A má
educação
Aproveitando de leve o mote fornecido pelo filme
de Almodóvar que acaba de chegar a Cannes, consideremos a educação, mas
com um foco bastante específico: o ensino de literatura no Brasil. Aliás,
muito generoso, insinuarei aqui idéias gratuitas para o governo que se
interessar.
Em alguns momentos nessas páginas, o aspecto
necessário da educação de artes apareceu, em tom sarcástico ou joco-sério;
discute-se muito, enfim, acerca do assunto. Uns se perguntam: "mas, mas,
mas por que ensinar literatura" (ou música ou artes plásticas ou filosofia
ou artesanato), "se não serve pra nada no mercado de trabalho
(variação politicamente correta de mercado de escravos)?". E não
são apenas pessoas supostamente incapazes de avaliar o que estão dizendo,
os autores de perguntas sutis como essa. Portanto, creio que alguma
explicação seja necessária.
Os
franceses, não faz muito tempo, saíram às ruas em protesto contra a
retirada da língua latina e do grego do ensino: confesso a minha surpresa.

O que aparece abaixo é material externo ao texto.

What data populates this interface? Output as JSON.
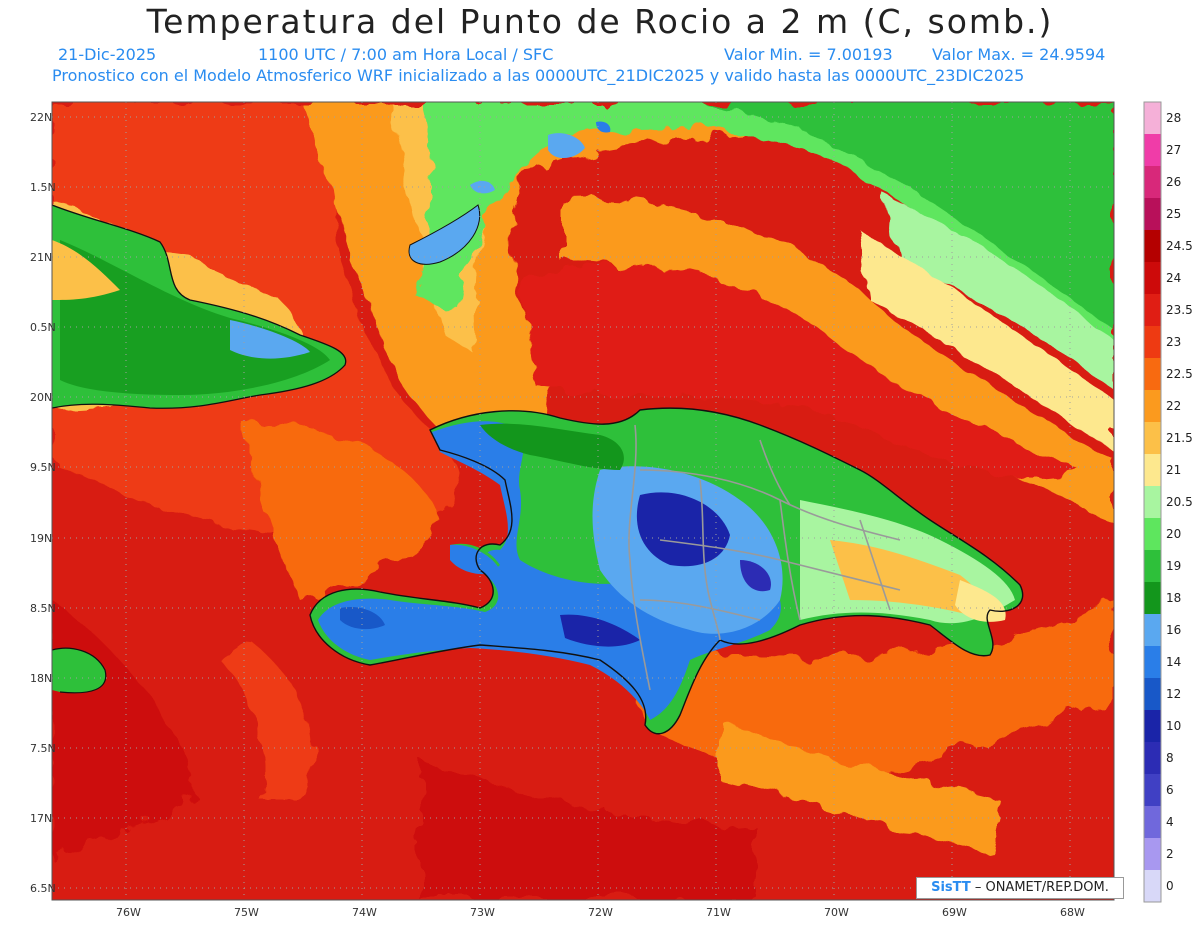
{
  "header": {
    "title": "Temperatura del Punto de Rocio a 2 m (C, somb.)",
    "date": "21-Dic-2025",
    "time": "1100 UTC / 7:00 am Hora Local / SFC",
    "min_label": "Valor Min. = 7.00193",
    "max_label": "Valor Max. = 24.9594",
    "model_line": "Pronostico con el Modelo Atmosferico WRF inicializado a las 0000UTC_21DIC2025 y valido hasta las  0000UTC_23DIC2025"
  },
  "axes": {
    "lat_labels": [
      "22N",
      "1.5N",
      "21N",
      "0.5N",
      "20N",
      "9.5N",
      "19N",
      "8.5N",
      "18N",
      "7.5N",
      "17N",
      "6.5N"
    ],
    "lon_labels": [
      "76W",
      "75W",
      "74W",
      "73W",
      "72W",
      "71W",
      "70W",
      "69W",
      "68W"
    ]
  },
  "colorbar": {
    "levels": [
      {
        "label": "28",
        "color": "#f5b0d8"
      },
      {
        "label": "27",
        "color": "#f03ca8"
      },
      {
        "label": "26",
        "color": "#d8287a"
      },
      {
        "label": "25",
        "color": "#b8105a"
      },
      {
        "label": "24.5",
        "color": "#b40000"
      },
      {
        "label": "24",
        "color": "#cd0a0a"
      },
      {
        "label": "23.5",
        "color": "#e01e14"
      },
      {
        "label": "23",
        "color": "#ee3a12"
      },
      {
        "label": "22.5",
        "color": "#f86a10"
      },
      {
        "label": "22",
        "color": "#fb9a1e"
      },
      {
        "label": "21.5",
        "color": "#fcc048"
      },
      {
        "label": "21",
        "color": "#fde88e"
      },
      {
        "label": "20.5",
        "color": "#a8f5a0"
      },
      {
        "label": "20",
        "color": "#5ee65e"
      },
      {
        "label": "19",
        "color": "#2ec03a"
      },
      {
        "label": "18",
        "color": "#13961c"
      },
      {
        "label": "16",
        "color": "#5aa8f0"
      },
      {
        "label": "14",
        "color": "#2a7ee8"
      },
      {
        "label": "12",
        "color": "#1858c8"
      },
      {
        "label": "10",
        "color": "#1a24a8"
      },
      {
        "label": "8",
        "color": "#2c2cb4"
      },
      {
        "label": "6",
        "color": "#4040c4"
      },
      {
        "label": "4",
        "color": "#7068dc"
      },
      {
        "label": "2",
        "color": "#a898f0"
      },
      {
        "label": "0",
        "color": "#d8d8f8"
      }
    ]
  },
  "credit": {
    "logo": "SisTT",
    "text": "– ONAMET/REP.DOM."
  }
}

Tentava entender: "Eles sabem das conseqüências da falta disso ou estão
apenas protegendo um hábito?". Não sei. Se soubessem das conseqüências,
poderíamos imaginar o seguinte na cabeça daqueles franceses: "sem o ensino
dessas coisas desimportantes e inúteis, nossos moleques e molecas vão se
tornar uns imbecis do lucro e da tecnologia, incapazes de medir as coisas
por duração, sedimentação, com ética, humor, imaginação, etc. Em suma,
estarão sacando o pouco que faz de nós seres menos que
abomináveis".
Quando se ensina filosofia, não se está
ensinando nomes ilegíveis sob retratos sisudos, mas ensinam-se vários
modos de organizar o pensamento, pesar a vida e seus eventos com alguns
critérios; latim e grego ensinam a origem do Ocidente, as bases de muitas
línguas, técnicas de escrita, etc; a música refina o ouvido, as artes
plásticas refinam a capacidade de ver, a literatura refina a inteligência
e partilha modos de pensar, sentir, perceber. É evidente que tudo isso
pode parecer inútil, não devemos esquecer o mundo em que vivemos.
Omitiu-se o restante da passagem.